The former three-times World Cup-winner has been a notable absentee from all three meetings in Zurich of FIFA’s Football Task Force 2014 but it is expected that he will attend on home ground at the Palácio do Planalto in Brasilia tomorrow.

Blatter, who has always wanted to involve the game’s star names in its advisory bodies, said:  “I am very pleased that the legendary Pelé will join us for this important meeting where we will discuss the status of preparations and what needs to be done over the next few months to achieve the common goal of FIFA and the Brazilian government to stage a great FIFA Confederations Cup in June 2013 and a successful 2014 FIFA World Cup.”

The summit was agreed at a request from Blatter after relations between FIFA and the Brazilian government reached a new low after the frustrated outburst from secretary-general Jerome Valcke that the local organisers needed a “kick up the backside” over the delays in implementing infrastructural change and in approving the essential legislation.

Teixeira, long-time supremo of Brazilian football, blamed ill health for his decision earlier this week to resign as president of both the Brazilian football confederation (CBF) and local World Cup organising authority (COL).
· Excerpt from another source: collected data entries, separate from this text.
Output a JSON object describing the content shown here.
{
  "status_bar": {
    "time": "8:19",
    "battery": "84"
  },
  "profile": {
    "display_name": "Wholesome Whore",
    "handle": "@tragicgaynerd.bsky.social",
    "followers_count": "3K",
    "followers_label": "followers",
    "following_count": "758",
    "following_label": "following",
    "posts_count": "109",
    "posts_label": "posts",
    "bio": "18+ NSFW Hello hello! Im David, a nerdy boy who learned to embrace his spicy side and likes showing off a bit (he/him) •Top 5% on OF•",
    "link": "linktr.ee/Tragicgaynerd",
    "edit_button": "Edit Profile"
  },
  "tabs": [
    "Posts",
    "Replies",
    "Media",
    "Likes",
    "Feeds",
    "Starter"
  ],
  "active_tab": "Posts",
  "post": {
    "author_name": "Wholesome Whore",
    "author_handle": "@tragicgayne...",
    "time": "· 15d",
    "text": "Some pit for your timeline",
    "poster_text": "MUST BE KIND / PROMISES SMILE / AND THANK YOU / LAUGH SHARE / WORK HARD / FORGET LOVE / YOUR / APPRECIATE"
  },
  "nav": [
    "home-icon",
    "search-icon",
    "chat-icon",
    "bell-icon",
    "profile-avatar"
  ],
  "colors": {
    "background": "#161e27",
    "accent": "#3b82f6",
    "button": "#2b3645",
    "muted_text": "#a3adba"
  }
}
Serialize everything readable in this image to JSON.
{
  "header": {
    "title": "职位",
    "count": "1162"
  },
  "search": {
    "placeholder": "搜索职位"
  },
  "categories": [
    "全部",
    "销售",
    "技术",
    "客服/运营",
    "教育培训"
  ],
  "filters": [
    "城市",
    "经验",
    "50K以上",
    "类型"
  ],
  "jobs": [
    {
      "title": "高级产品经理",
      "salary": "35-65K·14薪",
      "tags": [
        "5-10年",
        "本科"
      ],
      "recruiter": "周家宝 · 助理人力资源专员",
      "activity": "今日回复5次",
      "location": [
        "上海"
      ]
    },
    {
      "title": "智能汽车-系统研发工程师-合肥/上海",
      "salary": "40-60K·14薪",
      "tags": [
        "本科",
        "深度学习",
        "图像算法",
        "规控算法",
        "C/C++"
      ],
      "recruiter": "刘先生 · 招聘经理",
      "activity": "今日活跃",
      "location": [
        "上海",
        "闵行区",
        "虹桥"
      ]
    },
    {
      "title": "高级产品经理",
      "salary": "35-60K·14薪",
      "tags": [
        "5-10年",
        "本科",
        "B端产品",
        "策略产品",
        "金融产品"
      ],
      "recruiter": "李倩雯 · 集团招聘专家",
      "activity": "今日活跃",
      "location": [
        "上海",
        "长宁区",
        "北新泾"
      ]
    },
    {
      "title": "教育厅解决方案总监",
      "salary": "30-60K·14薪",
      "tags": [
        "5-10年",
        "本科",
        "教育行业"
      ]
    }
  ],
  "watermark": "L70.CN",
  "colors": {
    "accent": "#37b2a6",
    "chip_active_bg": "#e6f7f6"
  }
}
His modus operandi in various commercial and financial fields had come under increasing pressure and scrutiny over the past 18 months, notably over the long-running ISL affair and more recently over the accounting for a friendly match between Brazil and Portugal in Brasilia in 2008.

Pele had been excluded from the local World Cup operation by Teixeira in the latest chapter of a personal stand-off which goes back to 1993. Then Pele was excluded from the ceremonials at the Las Vegas draw for the subsequent World Cup after a war of words with Teixeira over Brazilian domestic TV rights.

The World Cup ceremony connection was that FIFA’s president was Joao Havelange . . . then Teixeira’s father-in-law.